Он находится всего в двух футах от меня и не собирается останавливаться. Я отступаю на несколько шагов назад и натыкаюсь на закрытую дверь офиса. Прижавшись к ней, в панике наблюдаю, как Каллум наступает на меня, словно римская армия.
Когда он находится в нескольких сантиметрах от меня, заглядывая в мои глаза и согревая своим телом мои, он бормочет: — Я сказал «спать в моей постели», и ты растаяла.
— Я не масло.

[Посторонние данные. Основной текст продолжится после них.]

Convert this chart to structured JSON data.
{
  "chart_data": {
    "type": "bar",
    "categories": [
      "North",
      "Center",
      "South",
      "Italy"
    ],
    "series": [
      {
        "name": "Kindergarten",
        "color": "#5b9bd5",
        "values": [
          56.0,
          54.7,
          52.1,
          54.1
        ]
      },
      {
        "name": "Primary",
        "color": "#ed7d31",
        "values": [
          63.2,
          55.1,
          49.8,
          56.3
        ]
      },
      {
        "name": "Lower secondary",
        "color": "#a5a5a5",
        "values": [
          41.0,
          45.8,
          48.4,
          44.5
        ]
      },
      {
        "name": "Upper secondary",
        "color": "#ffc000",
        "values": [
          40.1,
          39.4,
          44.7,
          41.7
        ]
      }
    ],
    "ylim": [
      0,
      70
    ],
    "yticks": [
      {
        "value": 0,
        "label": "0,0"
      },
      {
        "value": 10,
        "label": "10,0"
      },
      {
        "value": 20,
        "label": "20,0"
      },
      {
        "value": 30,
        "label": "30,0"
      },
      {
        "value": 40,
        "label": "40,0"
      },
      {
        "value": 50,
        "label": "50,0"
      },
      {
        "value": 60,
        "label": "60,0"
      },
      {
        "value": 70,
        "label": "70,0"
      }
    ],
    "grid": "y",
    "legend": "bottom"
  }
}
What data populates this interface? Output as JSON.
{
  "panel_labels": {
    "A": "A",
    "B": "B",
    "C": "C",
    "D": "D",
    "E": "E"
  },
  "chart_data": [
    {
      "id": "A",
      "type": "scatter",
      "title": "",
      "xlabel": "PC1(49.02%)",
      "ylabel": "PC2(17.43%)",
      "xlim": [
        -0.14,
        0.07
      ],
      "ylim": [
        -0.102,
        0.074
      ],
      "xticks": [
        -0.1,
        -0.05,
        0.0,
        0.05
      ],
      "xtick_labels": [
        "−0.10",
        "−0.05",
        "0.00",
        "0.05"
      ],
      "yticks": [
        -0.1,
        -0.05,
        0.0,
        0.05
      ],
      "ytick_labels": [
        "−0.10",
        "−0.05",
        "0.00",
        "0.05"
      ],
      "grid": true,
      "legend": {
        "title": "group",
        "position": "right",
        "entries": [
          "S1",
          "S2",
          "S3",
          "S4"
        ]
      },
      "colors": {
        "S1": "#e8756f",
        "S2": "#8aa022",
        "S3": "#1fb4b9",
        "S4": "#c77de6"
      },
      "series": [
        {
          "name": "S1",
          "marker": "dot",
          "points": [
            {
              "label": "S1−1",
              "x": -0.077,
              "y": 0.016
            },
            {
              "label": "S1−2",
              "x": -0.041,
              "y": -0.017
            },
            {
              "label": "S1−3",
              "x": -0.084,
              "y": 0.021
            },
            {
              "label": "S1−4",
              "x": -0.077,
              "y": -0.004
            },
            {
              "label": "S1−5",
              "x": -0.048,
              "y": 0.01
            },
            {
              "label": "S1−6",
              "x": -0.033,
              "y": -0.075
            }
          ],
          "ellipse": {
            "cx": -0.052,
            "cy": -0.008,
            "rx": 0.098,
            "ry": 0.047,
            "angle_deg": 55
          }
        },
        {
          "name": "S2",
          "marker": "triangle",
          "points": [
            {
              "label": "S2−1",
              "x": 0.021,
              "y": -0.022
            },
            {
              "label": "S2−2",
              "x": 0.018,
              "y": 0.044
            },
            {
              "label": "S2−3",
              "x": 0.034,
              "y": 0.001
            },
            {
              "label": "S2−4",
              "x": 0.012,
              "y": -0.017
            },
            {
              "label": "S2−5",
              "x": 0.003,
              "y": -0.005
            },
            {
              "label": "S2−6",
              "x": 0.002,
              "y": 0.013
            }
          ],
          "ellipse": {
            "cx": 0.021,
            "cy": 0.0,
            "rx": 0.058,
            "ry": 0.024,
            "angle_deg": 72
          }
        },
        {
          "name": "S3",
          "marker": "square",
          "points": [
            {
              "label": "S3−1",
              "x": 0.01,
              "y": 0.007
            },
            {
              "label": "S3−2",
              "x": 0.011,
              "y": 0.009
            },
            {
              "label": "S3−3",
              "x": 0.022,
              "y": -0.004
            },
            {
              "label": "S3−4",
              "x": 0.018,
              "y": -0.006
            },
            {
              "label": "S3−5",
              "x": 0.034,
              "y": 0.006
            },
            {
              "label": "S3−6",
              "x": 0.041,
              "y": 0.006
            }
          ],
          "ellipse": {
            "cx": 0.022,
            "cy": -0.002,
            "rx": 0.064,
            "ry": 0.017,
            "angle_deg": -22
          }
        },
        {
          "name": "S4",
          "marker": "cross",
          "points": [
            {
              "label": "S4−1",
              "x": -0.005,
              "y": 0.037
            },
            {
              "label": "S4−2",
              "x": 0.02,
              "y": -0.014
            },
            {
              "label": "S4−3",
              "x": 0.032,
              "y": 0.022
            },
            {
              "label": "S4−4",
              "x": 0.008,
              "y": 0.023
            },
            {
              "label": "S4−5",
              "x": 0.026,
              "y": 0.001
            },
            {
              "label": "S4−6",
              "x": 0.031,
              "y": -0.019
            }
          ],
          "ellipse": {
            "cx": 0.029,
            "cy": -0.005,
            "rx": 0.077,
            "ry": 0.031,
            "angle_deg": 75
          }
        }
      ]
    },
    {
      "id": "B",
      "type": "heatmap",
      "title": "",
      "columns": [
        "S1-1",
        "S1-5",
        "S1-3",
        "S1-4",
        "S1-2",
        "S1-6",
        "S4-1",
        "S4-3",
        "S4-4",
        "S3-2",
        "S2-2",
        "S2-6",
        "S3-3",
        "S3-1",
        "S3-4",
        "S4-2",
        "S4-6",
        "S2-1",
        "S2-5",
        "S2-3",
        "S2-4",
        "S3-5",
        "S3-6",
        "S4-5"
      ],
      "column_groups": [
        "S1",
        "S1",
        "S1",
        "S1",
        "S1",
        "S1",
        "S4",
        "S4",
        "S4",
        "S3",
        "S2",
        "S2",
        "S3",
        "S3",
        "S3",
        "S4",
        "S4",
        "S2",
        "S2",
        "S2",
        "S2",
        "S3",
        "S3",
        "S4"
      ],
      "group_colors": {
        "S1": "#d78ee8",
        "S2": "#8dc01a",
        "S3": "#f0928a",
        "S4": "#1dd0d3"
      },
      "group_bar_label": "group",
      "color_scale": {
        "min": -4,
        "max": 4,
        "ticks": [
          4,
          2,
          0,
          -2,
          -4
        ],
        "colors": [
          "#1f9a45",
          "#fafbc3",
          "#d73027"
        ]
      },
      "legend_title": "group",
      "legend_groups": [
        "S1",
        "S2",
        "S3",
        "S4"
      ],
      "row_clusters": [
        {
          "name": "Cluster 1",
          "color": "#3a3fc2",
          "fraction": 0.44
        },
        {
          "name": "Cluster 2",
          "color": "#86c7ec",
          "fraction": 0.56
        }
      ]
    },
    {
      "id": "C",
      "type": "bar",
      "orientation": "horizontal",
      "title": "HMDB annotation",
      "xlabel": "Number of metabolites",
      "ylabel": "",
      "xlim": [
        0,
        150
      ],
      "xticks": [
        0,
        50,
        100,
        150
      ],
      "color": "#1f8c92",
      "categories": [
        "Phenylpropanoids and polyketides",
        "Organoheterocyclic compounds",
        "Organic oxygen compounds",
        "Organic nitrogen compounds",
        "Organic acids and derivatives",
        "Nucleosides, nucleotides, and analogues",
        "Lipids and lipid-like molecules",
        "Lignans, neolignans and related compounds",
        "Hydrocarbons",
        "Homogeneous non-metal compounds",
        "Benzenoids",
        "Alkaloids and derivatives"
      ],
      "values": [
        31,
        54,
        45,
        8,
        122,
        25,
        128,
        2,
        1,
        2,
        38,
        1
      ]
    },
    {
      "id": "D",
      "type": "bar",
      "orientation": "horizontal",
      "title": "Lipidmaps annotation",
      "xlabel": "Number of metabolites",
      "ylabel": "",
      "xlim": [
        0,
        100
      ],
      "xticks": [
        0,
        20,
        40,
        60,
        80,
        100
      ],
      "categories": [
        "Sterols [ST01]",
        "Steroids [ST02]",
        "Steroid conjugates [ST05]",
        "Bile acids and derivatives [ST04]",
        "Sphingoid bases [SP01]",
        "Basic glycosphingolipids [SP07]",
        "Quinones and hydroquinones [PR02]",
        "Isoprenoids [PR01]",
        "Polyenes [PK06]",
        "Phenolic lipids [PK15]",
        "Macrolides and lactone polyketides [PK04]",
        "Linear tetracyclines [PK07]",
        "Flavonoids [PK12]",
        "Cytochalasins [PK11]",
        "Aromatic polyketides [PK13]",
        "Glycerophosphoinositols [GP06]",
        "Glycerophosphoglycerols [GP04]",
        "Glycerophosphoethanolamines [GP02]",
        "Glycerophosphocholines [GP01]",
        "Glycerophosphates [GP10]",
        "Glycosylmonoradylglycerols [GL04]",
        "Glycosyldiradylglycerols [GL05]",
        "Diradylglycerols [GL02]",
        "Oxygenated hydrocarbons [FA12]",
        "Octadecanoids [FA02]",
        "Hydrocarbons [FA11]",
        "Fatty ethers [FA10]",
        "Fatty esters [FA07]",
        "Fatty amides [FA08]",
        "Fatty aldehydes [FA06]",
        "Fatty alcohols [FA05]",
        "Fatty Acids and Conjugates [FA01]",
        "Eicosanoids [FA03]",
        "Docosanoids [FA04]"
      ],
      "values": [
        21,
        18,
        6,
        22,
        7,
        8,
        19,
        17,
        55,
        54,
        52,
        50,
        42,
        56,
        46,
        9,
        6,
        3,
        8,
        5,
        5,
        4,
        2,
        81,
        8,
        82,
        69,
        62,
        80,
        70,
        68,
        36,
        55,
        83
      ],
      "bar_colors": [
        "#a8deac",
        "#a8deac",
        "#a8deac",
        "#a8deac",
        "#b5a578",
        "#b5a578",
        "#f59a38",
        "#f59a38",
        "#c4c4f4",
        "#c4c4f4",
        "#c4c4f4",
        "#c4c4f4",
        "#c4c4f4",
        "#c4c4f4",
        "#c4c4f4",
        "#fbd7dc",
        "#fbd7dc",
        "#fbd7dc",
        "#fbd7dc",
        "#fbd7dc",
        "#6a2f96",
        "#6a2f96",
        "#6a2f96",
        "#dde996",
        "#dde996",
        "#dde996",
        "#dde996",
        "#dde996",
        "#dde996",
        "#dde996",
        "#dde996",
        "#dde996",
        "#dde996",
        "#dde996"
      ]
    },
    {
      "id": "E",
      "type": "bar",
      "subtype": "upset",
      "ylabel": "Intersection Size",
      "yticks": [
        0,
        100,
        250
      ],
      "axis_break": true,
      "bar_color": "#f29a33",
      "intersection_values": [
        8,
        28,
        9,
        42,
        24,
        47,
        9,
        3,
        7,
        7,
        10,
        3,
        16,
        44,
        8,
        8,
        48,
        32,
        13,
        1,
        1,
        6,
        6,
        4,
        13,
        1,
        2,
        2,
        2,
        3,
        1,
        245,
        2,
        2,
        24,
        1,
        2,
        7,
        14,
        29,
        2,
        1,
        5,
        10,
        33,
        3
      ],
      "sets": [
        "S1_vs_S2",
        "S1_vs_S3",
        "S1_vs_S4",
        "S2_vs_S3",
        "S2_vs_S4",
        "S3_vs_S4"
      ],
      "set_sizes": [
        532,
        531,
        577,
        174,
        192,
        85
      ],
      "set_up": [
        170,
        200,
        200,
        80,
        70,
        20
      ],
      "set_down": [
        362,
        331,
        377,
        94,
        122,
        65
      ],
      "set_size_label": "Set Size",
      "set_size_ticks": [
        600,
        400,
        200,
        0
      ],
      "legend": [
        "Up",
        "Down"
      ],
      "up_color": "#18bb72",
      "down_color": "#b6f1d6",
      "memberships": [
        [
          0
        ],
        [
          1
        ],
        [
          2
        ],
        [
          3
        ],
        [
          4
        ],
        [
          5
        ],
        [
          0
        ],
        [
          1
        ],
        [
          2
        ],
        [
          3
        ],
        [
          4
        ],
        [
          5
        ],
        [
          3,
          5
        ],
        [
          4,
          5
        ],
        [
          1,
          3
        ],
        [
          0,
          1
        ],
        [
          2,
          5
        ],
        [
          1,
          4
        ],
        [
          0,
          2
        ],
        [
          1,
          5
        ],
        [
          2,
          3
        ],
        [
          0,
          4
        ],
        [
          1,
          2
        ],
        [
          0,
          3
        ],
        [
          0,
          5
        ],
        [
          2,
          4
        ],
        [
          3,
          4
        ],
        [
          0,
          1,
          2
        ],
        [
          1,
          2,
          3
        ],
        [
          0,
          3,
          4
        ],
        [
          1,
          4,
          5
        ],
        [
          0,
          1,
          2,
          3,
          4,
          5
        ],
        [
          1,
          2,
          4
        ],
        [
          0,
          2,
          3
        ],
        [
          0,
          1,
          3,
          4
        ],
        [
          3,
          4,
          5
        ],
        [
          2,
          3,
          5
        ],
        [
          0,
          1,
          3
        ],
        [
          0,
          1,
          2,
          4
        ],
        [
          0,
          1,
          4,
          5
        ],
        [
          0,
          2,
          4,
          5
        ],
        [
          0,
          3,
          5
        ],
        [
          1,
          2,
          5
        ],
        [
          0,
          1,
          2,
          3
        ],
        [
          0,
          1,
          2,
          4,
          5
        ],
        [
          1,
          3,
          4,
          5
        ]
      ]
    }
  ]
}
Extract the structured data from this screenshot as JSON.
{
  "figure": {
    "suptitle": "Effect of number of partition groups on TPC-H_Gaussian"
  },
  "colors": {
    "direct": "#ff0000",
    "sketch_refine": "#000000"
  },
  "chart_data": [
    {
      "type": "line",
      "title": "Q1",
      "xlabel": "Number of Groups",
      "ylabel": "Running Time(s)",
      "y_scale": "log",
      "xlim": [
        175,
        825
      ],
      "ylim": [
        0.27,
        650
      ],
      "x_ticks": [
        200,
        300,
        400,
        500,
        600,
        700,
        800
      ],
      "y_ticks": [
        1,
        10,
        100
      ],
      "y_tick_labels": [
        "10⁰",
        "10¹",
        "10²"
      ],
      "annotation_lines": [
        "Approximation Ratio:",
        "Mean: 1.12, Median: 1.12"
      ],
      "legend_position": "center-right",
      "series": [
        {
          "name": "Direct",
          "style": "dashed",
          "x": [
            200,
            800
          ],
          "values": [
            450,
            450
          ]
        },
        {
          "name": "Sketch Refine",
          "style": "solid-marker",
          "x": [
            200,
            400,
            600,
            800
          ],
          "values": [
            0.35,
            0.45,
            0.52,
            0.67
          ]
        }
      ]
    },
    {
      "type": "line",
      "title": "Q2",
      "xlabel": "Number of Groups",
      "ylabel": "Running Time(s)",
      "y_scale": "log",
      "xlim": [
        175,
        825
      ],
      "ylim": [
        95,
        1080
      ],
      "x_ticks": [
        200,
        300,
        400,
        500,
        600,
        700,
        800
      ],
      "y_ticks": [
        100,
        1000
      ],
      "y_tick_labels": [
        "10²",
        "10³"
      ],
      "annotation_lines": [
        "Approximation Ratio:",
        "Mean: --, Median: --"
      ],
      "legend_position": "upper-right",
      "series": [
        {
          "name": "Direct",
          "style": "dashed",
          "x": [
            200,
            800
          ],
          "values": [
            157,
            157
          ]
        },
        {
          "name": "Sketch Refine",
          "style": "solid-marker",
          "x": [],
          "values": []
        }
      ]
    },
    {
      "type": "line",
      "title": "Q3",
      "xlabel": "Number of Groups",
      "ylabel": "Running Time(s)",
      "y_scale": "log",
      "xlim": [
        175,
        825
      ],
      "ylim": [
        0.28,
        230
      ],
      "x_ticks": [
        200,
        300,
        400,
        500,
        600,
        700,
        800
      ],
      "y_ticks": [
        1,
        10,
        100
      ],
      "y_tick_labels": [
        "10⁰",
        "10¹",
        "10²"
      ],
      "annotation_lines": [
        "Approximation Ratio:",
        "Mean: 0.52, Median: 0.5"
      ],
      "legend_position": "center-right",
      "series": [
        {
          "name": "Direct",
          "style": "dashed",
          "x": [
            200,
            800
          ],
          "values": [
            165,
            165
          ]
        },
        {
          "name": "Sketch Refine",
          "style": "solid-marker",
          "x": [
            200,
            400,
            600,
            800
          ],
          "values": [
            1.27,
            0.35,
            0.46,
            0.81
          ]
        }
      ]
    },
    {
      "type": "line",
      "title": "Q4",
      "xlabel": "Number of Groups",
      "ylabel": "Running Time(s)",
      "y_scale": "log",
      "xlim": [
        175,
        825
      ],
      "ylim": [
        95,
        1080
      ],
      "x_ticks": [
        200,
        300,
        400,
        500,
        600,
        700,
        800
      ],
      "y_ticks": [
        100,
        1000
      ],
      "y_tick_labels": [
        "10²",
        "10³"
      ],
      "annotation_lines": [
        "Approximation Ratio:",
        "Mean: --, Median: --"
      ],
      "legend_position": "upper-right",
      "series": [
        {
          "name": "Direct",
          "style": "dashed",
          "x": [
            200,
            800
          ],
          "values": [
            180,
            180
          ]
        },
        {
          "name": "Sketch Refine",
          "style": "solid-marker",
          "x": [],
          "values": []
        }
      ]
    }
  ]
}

И не таю.
Он наклоняется ближе, пока его губы не касаются края моего уха.
— Ты хочешь переспать со мной? Это то, что тебя так заводит?
На мгновение я замираю в безмолвном трепете, готовая закричать «Да!», но затем мысленно даю себе пощечину.
Если я собираюсь подписать брачный контракт, который свяжет меня с этим человеком навеки, мне нужно быть в ясном уме. Насколько я знаю, это уловка, чтобы заставить меня пропустить какой-то важный пункт в документах.
Прижимаю руки к его широкой груди и толкаю. Когда он не сдвигается с места, поднимаю на него глаза и сжимаю челюсть.
Каллум спрашивает: — Что ты делаешь?
— Отталкиваю тебя.
Он смотрит на мои жалкие руки.
— Кажется, это не работает.
— Перестань быть ужасным и отойди.
— Зачем мне это нужно? Наблюдать за тем, как ты доводишь себя до белого каления, очень забавно.
— Я этого не делаю!
— Ты необычайно слаба для человека с таким горячим нравом.
— Я не слабая и не злая. Теперь отодвинься.
Улыбаясь мне, он говорит: — Скажи, пожалуйста.
Я едва не опускаю руки и не вырываю ими все волосы. Вместо этого импульсивно скольжу по его груди и обхватываю его шею.
Его большая, теплая, сильная, глупая шея.
Стиснув зубы и глядя ему в глаза, я говорю: — Мне все равно, сколько людей ты можешь призвать в полночь в канун Рождества, чтобы они исполнили твою волю, демоническое отродье, я не одна из них. И если ты сейчас же не отойдешь, мы увидим, насколько я слаба, потому что я начну сжимать свои руки. И не остановлюсь, пока ты не потеряешь сознание.